ATHLETICS: Shortly after they crossed the line, with the Nagai Stadium in a mild state of shock, a Japanese commenter was overheard saying, "and the champion becomes Gay." Presumably nothing there was lost in translation, but either way Tyson Gay has fast become one of the biggest names in world athletics.
That the latest race to decide the fastest man on earth went to the 24-year-old American, who had run the quickest time this year, wasn't entirely unexpected.

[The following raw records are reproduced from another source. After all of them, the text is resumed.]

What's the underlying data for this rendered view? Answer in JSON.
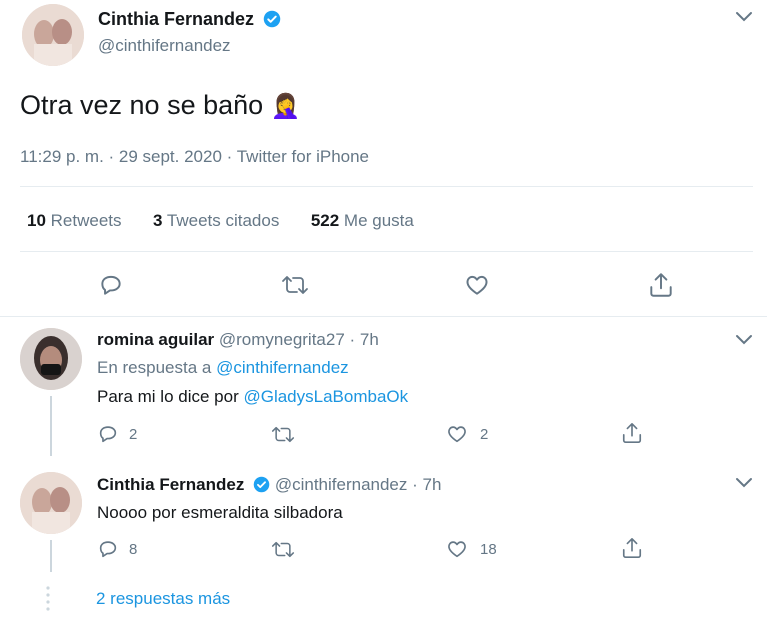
{
  "main_tweet": {
    "author_name": "Cinthia Fernandez",
    "author_handle": "@cinthifernandez",
    "text": "Otra vez no se baño",
    "emoji": "🤦‍♀️",
    "meta": "11:29 p. m. · 29 sept. 2020 · Twitter for iPhone",
    "stats": {
      "retweets_count": "10",
      "retweets_label": "Retweets",
      "quotes_count": "3",
      "quotes_label": "Tweets citados",
      "likes_count": "522",
      "likes_label": "Me gusta"
    }
  },
  "replies": [
    {
      "author_name": "romina aguilar",
      "author_handle": "@romynegrita27",
      "time": "· 7h",
      "in_reply_prefix": "En respuesta a",
      "in_reply_handle": "@cinthifernandez",
      "text_prefix": "Para mi lo dice por",
      "text_mention": "@GladysLaBombaOk",
      "reply_count": "2",
      "like_count": "2"
    },
    {
      "author_name": "Cinthia Fernandez",
      "author_handle": "@cinthifernandez",
      "time": "· 7h",
      "text": "Noooo por esmeraldita silbadora",
      "reply_count": "8",
      "like_count": "18"
    }
  ],
  "more_replies_label": "2 respuestas más",
  "colors": {
    "link": "#1b95e0",
    "verified": "#1da1f2",
    "muted": "#657786",
    "divider": "#e6ecf0"
  }
}
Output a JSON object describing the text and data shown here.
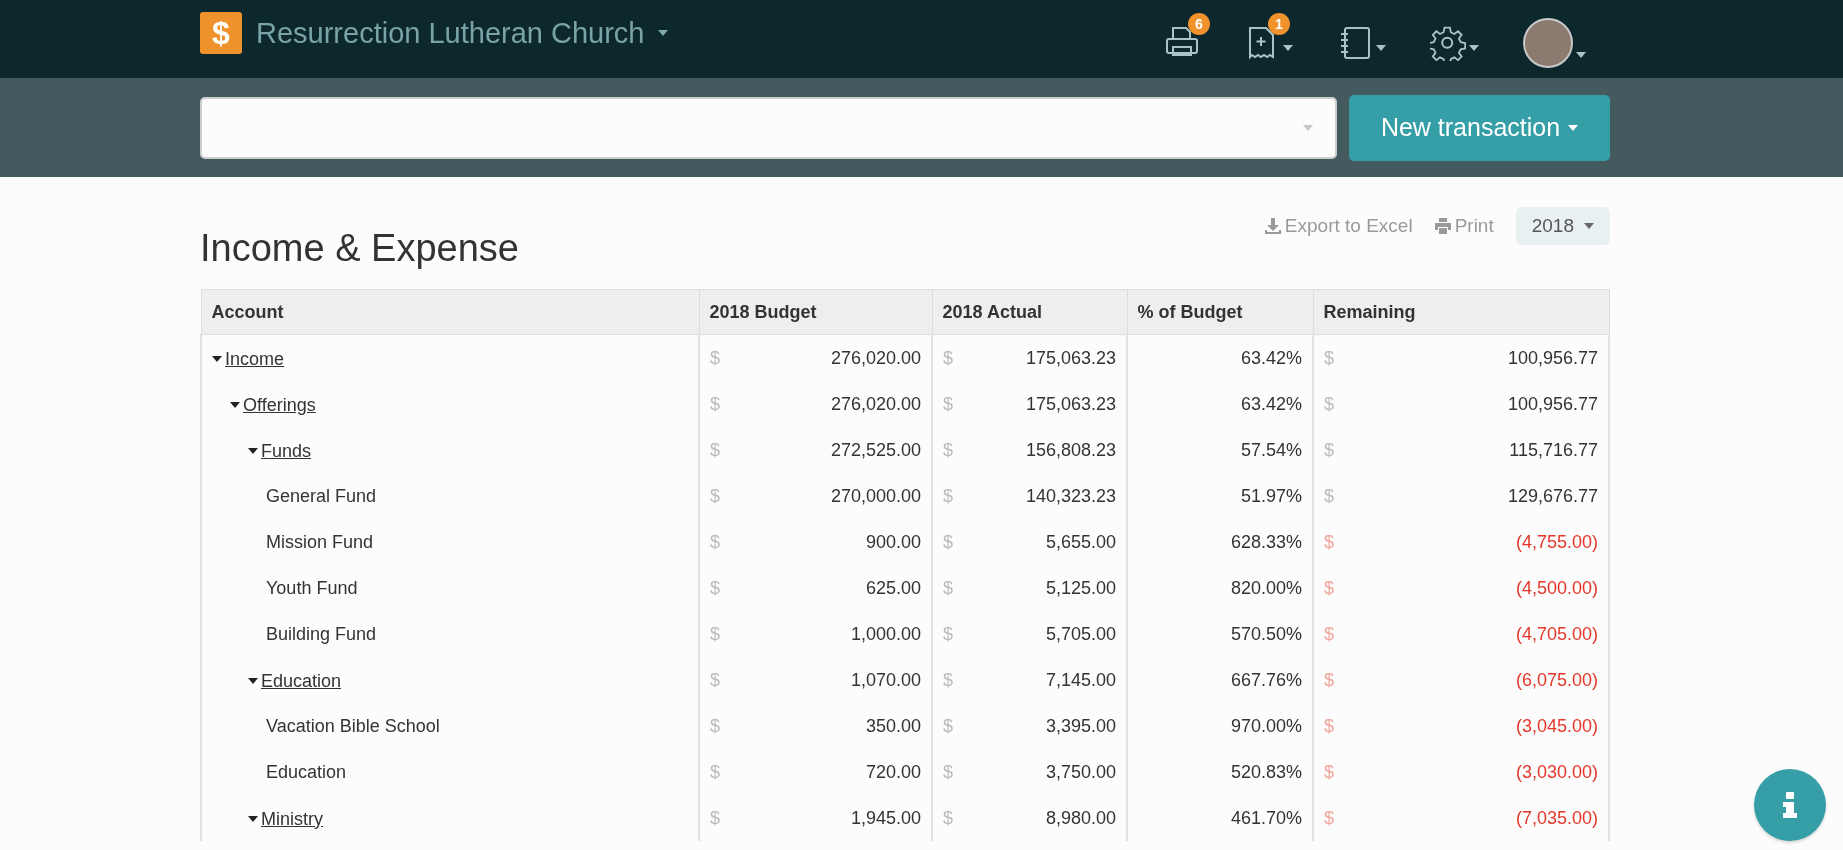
{
  "topbar": {
    "logo": "$",
    "org_name": "Resurrection Lutheran Church",
    "icons": [
      {
        "kind": "printer",
        "badge": "6",
        "menu": false
      },
      {
        "kind": "document-add",
        "badge": "1",
        "menu": true
      },
      {
        "kind": "notebook",
        "menu": true
      },
      {
        "kind": "gear",
        "menu": true
      },
      {
        "kind": "avatar",
        "menu": true
      }
    ]
  },
  "new_button": {
    "label": "New transaction"
  },
  "page": {
    "title": "Income & Expense",
    "actions": [
      {
        "kind": "export",
        "label": "Export to Excel"
      },
      {
        "kind": "print",
        "label": "Print"
      }
    ],
    "year": "2018"
  },
  "table": {
    "columns": [
      "Account",
      "2018 Budget",
      "2018 Actual",
      "% of Budget",
      "Remaining"
    ],
    "rows": [
      {
        "kind": "group",
        "name": "Income",
        "expanded": true,
        "budget": {
          "symbol": "$",
          "amount": "276,020.00"
        },
        "actual": {
          "symbol": "$",
          "amount": "175,063.23"
        },
        "percent": "63.42%",
        "remaining": {
          "symbol": "$",
          "amount": "100,956.77"
        },
        "negative": false,
        "children": [
          {
            "kind": "group",
            "name": "Offerings",
            "expanded": true,
            "budget": {
              "symbol": "$",
              "amount": "276,020.00"
            },
            "actual": {
              "symbol": "$",
              "amount": "175,063.23"
            },
            "percent": "63.42%",
            "remaining": {
              "symbol": "$",
              "amount": "100,956.77"
            },
            "negative": false,
            "children": [
              {
                "kind": "group",
                "name": "Funds",
                "expanded": true,
                "budget": {
                  "symbol": "$",
                  "amount": "272,525.00"
                },
                "actual": {
                  "symbol": "$",
                  "amount": "156,808.23"
                },
                "percent": "57.54%",
                "remaining": {
                  "symbol": "$",
                  "amount": "115,716.77"
                },
                "negative": false,
                "children": [
                  {
                    "kind": "account",
                    "name": "General Fund",
                    "budget": {
                      "symbol": "$",
                      "amount": "270,000.00"
                    },
                    "actual": {
                      "symbol": "$",
                      "amount": "140,323.23"
                    },
                    "percent": "51.97%",
                    "remaining": {
                      "symbol": "$",
                      "amount": "129,676.77"
                    },
                    "negative": false
                  },
                  {
                    "kind": "account",
                    "name": "Mission Fund",
                    "budget": {
                      "symbol": "$",
                      "amount": "900.00"
                    },
                    "actual": {
                      "symbol": "$",
                      "amount": "5,655.00"
                    },
                    "percent": "628.33%",
                    "remaining": {
                      "symbol": "$",
                      "amount": "(4,755.00)"
                    },
                    "negative": true
                  },
                  {
                    "kind": "account",
                    "name": "Youth Fund",
                    "budget": {
                      "symbol": "$",
                      "amount": "625.00"
                    },
                    "actual": {
                      "symbol": "$",
                      "amount": "5,125.00"
                    },
                    "percent": "820.00%",
                    "remaining": {
                      "symbol": "$",
                      "amount": "(4,500.00)"
                    },
                    "negative": true
                  },
                  {
                    "kind": "account",
                    "name": "Building Fund",
                    "budget": {
                      "symbol": "$",
                      "amount": "1,000.00"
                    },
                    "actual": {
                      "symbol": "$",
                      "amount": "5,705.00"
                    },
                    "percent": "570.50%",
                    "remaining": {
                      "symbol": "$",
                      "amount": "(4,705.00)"
                    },
                    "negative": true
                  }
                ]
              },
              {
                "kind": "group",
                "name": "Education",
                "expanded": true,
                "budget": {
                  "symbol": "$",
                  "amount": "1,070.00"
                },
                "actual": {
                  "symbol": "$",
                  "amount": "7,145.00"
                },
                "percent": "667.76%",
                "remaining": {
                  "symbol": "$",
                  "amount": "(6,075.00)"
                },
                "negative": true,
                "children": [
                  {
                    "kind": "account",
                    "name": "Vacation Bible School",
                    "budget": {
                      "symbol": "$",
                      "amount": "350.00"
                    },
                    "actual": {
                      "symbol": "$",
                      "amount": "3,395.00"
                    },
                    "percent": "970.00%",
                    "remaining": {
                      "symbol": "$",
                      "amount": "(3,045.00)"
                    },
                    "negative": true
                  },
                  {
                    "kind": "account",
                    "name": "Education",
                    "budget": {
                      "symbol": "$",
                      "amount": "720.00"
                    },
                    "actual": {
                      "symbol": "$",
                      "amount": "3,750.00"
                    },
                    "percent": "520.83%",
                    "remaining": {
                      "symbol": "$",
                      "amount": "(3,030.00)"
                    },
                    "negative": true
                  }
                ]
              },
              {
                "kind": "group",
                "name": "Ministry",
                "expanded": true,
                "budget": {
                  "symbol": "$",
                  "amount": "1,945.00"
                },
                "actual": {
                  "symbol": "$",
                  "amount": "8,980.00"
                },
                "percent": "461.70%",
                "remaining": {
                  "symbol": "$",
                  "amount": "(7,035.00)"
                },
                "negative": true
              }
            ]
          }
        ]
      }
    ]
  }
}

The big surprise was the way in which he beat Jamaica's world-record holder Asafa Powell, easily gunning him down in the final 20 metres to take the world title - and his first individual championship medal - in a sweet 9.85 seconds.
Judging on the earlier rounds, and especially the semi-finals, Powell was the man to beat, and might possibly even test his 9.77 world record. Instead he tied up badly, not just surrendering his winning advantage to Gay but also allowing Derrick Atkins of the Bahamas to ease past and take silver in a national record of 9.91.
Powell clocked 9.96, the look of disgust all over his face. After crumbling in the Olympic final three years ago and missing the last World Championships with injury he's fast establishing a reputation of blowing the big occasion, not the kind of thing an athlete wants going into another Olympic year. "I was ready to go," said Powell, "but I made a couple of mistakes. My blocks stumbled and I couldn't accelerate as well. I didn't feel too much pressure but when I started to realise that Tyson was coming things were beginning to go bad for me."
Tyson came alright - with the ferocity of an express train. Once he passed Powell the race was clearly his, the power from the hips and stretching of arms quite incredible.
"Today I was a little bit nervous," said Gay in the thick, southern drawl of his native Kentucky. "But I just stayed relaxed and believed in my top speed, even though I had a bad start, and Asafa was in front of me. After 60 metres I saw that I could catch him - and it worked. The gold medal feels so good and I am very proud of it."
There's every reason to believe Gay will add 200-metre gold later in the week, and another relay gold to go with it. Some doubters of his legitimacy are inevitable, given the previous champion, his compatriot Justin Gatlin, is currently out on a drugs ban, but for what it's worth Gay presents himself with a refreshing grace and humility. Only tomorrow, however, will he get to share his experience with his coach Lance Brauman, when Brauman finishes a jail sentence for embezzling student funds. But everything else about Tyson's background looks trustworthy.
Irish expectations been revised upwards after the opening days of competition. Two finalists in the same event, a casual-looking semi-final qualification for another, topped off by Robert Heffernan's superb sixth-place finish in the 20km walk set that exciting trend. Róisín McGettigan and Fionnuala Britton go in today's 3,000-metre steeplechase final, and Joanne Cuddihy follows in the 400-metre semi-finals, unfortunately for her against a very difficult line-up.
They'll be inspired by Heffernan's performance in the brutal heat of Osaka early yesterday morning. Inside the final two kilometres he was within a shout of a medal, holding fifth place. But his problem was twofold: he'd just picked up his second warning (three strikes and you're out), and two of the world's absolute best were in front of him - Ecuador's two-time defending champion Jefferson Perez and Spain's two-time silver medallist Javier "Paco" Fernandez, now Heffernan's training partner.
The urge to start lifting - or "sprinting" - can prove irresistible at that stage. In fact, for Fernandez it did, and while Perez entered the stadium first to win his third straight gold medal in 1:22:20, the Spaniard was initially disqualified for apparently sprinting past the Tunisian Hatem Ghoula in the final metres, the difference between silver and bronze. Only later, following a lengthy appeal, was Fernandez reinstated.